Research


My research centered on Artificial Intelligence specifically:
  • Statistical Machine Learning in particular its application to real world challenges. I have explored statistical machine learning solutions to natural language classification tasks, including spam filtering and document classification.
  • Active Learning This subset of Artificial Intelligence examines the specific problem of applying supervised learning algorithms in domains where labelled data is scarce. While supervised learning techniques reduce the overall burden of producing models for classification, there are many domains where the act of collecting sufficiently large training data is prohibitive (for example in a domain where the correct label can only be found through expensive tests). Active Learning addresses this problem by allowing the model to select its training data from a pool (or stream) of unlabelled data. Only those selected examples require labelling, giving orders of magnitude reductions in labelling effort. The main benefits is the reducing the labelling effort, but active learning can also be used to track concept drift.
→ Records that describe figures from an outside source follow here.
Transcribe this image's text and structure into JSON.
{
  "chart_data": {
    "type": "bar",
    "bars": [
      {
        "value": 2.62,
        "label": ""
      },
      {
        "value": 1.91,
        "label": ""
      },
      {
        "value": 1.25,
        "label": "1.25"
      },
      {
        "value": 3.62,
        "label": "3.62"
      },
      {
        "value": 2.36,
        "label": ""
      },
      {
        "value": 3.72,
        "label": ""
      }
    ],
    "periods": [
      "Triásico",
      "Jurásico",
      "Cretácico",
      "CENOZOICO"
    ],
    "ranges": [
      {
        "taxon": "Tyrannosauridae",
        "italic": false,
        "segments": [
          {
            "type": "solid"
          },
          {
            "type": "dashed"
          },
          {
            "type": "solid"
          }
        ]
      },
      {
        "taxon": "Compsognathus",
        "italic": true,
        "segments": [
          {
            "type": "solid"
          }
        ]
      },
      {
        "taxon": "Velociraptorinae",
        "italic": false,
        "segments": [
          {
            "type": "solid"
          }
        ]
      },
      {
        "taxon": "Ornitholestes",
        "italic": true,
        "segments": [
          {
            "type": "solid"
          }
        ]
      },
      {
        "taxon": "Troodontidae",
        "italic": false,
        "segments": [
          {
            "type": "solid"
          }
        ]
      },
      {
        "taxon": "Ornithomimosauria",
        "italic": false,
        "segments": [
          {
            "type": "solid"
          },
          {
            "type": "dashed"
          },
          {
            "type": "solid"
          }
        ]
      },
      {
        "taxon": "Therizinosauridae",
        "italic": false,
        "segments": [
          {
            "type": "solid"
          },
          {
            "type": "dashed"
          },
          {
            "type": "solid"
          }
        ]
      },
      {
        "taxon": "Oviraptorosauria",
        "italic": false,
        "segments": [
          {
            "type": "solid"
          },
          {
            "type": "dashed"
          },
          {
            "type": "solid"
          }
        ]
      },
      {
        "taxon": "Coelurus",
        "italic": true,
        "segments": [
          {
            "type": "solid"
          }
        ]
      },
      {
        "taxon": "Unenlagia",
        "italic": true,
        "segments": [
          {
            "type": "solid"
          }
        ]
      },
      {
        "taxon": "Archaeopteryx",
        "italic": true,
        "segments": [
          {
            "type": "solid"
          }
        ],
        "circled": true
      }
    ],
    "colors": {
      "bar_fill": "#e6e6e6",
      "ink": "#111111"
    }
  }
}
  • Sentiment Analysis is an interesting classification task, in which the labels we wish to predict are the opinion (positive or negative) expressed in natural language text. This is an emerging research area which has many new and interesting applications. I have worked at examining and predicting the polarity of financial blog data. Being able to automatically predict the polarity of text has direct applicability to marketing and advertisement campaigns.
  • Dimensionality Reduction is a machine learning technique whereby high-dimensional data is represented by a much smaller set of features yet still retains the salient information. High-dimensional data is a particular problem in text classification tasks where the number of features used to represent documents can range from tens of thousands to hundreds of thousands. Dimensionality reduction is a useful tool in reducing the size of the data, giving significant saving in both computational and memory requirements of a classification system.
  • Reinforcement Learning is an alternative way of training classification systems, whereby instead of supplying labelled training data, the learner is given rewards or punishments based on its actions. I investigated reinforcement learning techniques for use in active learning whereby a number of alternative strategies were available to the learner in each iteration of active learning. The learner utilised reinforcement learning techniques to adaptively choose between the alternative strategies based on their relative performance. The goal was to track, as close as possible, the optimal strategy in each iteration of active learning.